Jen Chan - Mar 2 '19 - - Dev Community

Just documenting a pro-tip from a friend. Any dev opinion is precious to me due to not working amongst them. Please don't go to twitter to flame him.

I'm just making notes for my future self.

My initial thoughts: Perhaps the trick here is the difference between pull and fetch. Pull attempts to merge your changes with existing commits on remote, and with a huge repo that's risky...?

Update, for my own education and edification:

@joelnet pointed out:

"For those of you that are confused, master is not deleted on the remote repo. It is only deleted on the local repo. The way git fetch works, you always have a local copy. ...once you do `git checkout -b my-new-branch origin/master`, you'll have an identical copy of `origin/master`[.] it'll just be called `my-new-branch` locally."

@yucer added:

"He means not checking out the master branch locally, just to use it [it] as base to checkout your branch. You can checkout your new branch directly from the remote ("origin" in this case).

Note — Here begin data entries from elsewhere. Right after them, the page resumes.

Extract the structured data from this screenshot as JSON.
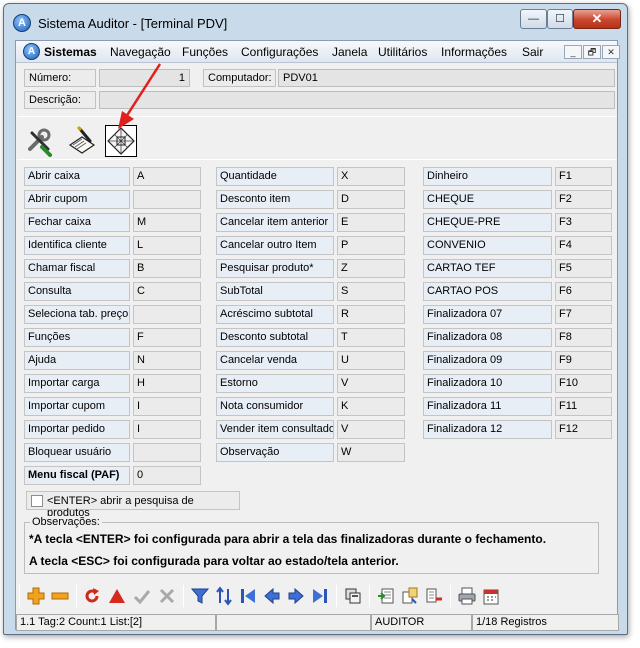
{
  "window": {
    "title": "Sistema Auditor - [Terminal PDV]",
    "app_icon_letter": "A",
    "controls": {
      "minimize": "—",
      "maximize": "☐",
      "close": "✕"
    }
  },
  "menubar": {
    "icon_letter": "A",
    "items": [
      "Sistemas",
      "Navegação",
      "Funções",
      "Configurações",
      "Janela",
      "Utilitários",
      "Informações",
      "Sair"
    ],
    "mdi_controls": [
      "_",
      "🗗",
      "✕"
    ]
  },
  "form": {
    "numero_label": "Número:",
    "numero_value": "1",
    "computador_label": "Computador:",
    "computador_value": "PDV01",
    "descricao_label": "Descrição:",
    "descricao_value": ""
  },
  "toolbar": {
    "buttons": [
      "tools-icon",
      "notepad-pen-icon",
      "keyboard-grid-icon"
    ],
    "active_index": 2,
    "annotation_arrow_color": "#e0201b"
  },
  "shortcuts": {
    "col1": [
      {
        "label": "Abrir caixa",
        "key": "A"
      },
      {
        "label": "Abrir cupom",
        "key": ""
      },
      {
        "label": "Fechar caixa",
        "key": "M"
      },
      {
        "label": "Identifica cliente",
        "key": "L"
      },
      {
        "label": "Chamar fiscal",
        "key": "B"
      },
      {
        "label": "Consulta",
        "key": "C"
      },
      {
        "label": "Seleciona tab. preço",
        "key": ""
      },
      {
        "label": "Funções",
        "key": "F"
      },
      {
        "label": "Ajuda",
        "key": "N"
      },
      {
        "label": "Importar carga",
        "key": "H"
      },
      {
        "label": "Importar cupom",
        "key": "I"
      },
      {
        "label": "Importar pedido",
        "key": "I"
      },
      {
        "label": "Bloquear usuário",
        "key": ""
      },
      {
        "label": "Menu fiscal (PAF)",
        "key": "0"
      }
    ],
    "col2": [
      {
        "label": "Quantidade",
        "key": "X"
      },
      {
        "label": "Desconto item",
        "key": "D"
      },
      {
        "label": "Cancelar item anterior",
        "key": "E"
      },
      {
        "label": "Cancelar outro Item",
        "key": "P"
      },
      {
        "label": "Pesquisar produto*",
        "key": "Z"
      },
      {
        "label": "SubTotal",
        "key": "S"
      },
      {
        "label": "Acréscimo subtotal",
        "key": "R"
      },
      {
        "label": "Desconto subtotal",
        "key": "T"
      },
      {
        "label": "Cancelar venda",
        "key": "U"
      },
      {
        "label": "Estorno",
        "key": "V"
      },
      {
        "label": "Nota consumidor",
        "key": "K"
      },
      {
        "label": "Vender item consultado",
        "key": "V"
      },
      {
        "label": "Observação",
        "key": "W"
      }
    ],
    "col3": [
      {
        "label": "Dinheiro",
        "key": "F1"
      },
      {
        "label": "CHEQUE",
        "key": "F2"
      },
      {
        "label": "CHEQUE-PRE",
        "key": "F3"
      },
      {
        "label": "CONVENIO",
        "key": "F4"
      },
      {
        "label": "CARTAO TEF",
        "key": "F5"
      },
      {
        "label": "CARTAO POS",
        "key": "F6"
      },
      {
        "label": "Finalizadora 07",
        "key": "F7"
      },
      {
        "label": "Finalizadora 08",
        "key": "F8"
      },
      {
        "label": "Finalizadora 09",
        "key": "F9"
      },
      {
        "label": "Finalizadora 10",
        "key": "F10"
      },
      {
        "label": "Finalizadora 11",
        "key": "F11"
      },
      {
        "label": "Finalizadora 12",
        "key": "F12"
      }
    ]
  },
  "enter_checkbox": {
    "label": "<ENTER> abrir a pesquisa de produtos",
    "checked": false
  },
  "observacoes": {
    "title": "Observações:",
    "line1": "*A tecla <ENTER> foi configurada para abrir a tela das finalizadoras durante o fechamento.",
    "line2": "A tecla <ESC> foi configurada para voltar ao estado/tela anterior."
  },
  "bottom_toolbar": {
    "icons": [
      "add-icon",
      "remove-icon",
      "refresh-icon",
      "warning-icon",
      "confirm-icon",
      "cancel-icon",
      "filter-icon",
      "sort-icon",
      "first-record-icon",
      "previous-record-icon",
      "next-record-icon",
      "last-record-icon",
      "copy-icon",
      "export-icon",
      "import-icon",
      "delete-list-icon",
      "print-icon",
      "calendar-icon"
    ]
  },
  "statusbar": {
    "info": "1.1 Tag:2 Count:1 List:[2]",
    "empty": "",
    "user": "AUDITOR",
    "records": "1/18 Registros"
  }
}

The difference is that, when you checkout master locally then git build[s] a working tree for it. ...to understand it correctly, you need to keep in mind that you can't work in all of the branches. ...git stores the changes differentially, when you checkout a branch it needs to calculate the complete state of the files and make the needed changes to you local files to reach those changes."

Conrad's school of thought seems to resound with something I read a long while back on Mark Longair's blog "GIT: FETCH AND MERGE, DON’T PULL" :

...by both fetching and merging in one [git pull] command, your working directory is updated without giving you a chance to examine the changes you’ve just brought into your repository. The safe ways to change remote-tracking branches are with git fetch or as a side-effect of git-push; you can’t work on remote-tracking branches directly. In contrast, you can always switch to local branches and create new commits to move the tip of the branch forward. So what you mostly do with remote-tracking [local] branches is one of the following: 1. Update them with git fetch 2. Merge from them into your current branch 3. Create new local branches based on them

I have yet to try working this way but can see git repos being updated like the former in very large projects.

@codemouse92 prefers to maintain an easy to access, canonical copy of what worked before.

You [already] pull the entire thing down the first time with `git fetch`, and then the incremental changes later with a basic `git pull`. ...`git pull` uses the same bandwidth as `git fetch`, you'll still saving yourself a step by not deleting master off your local copy every time. ...Don't delete `master`, leave it alone.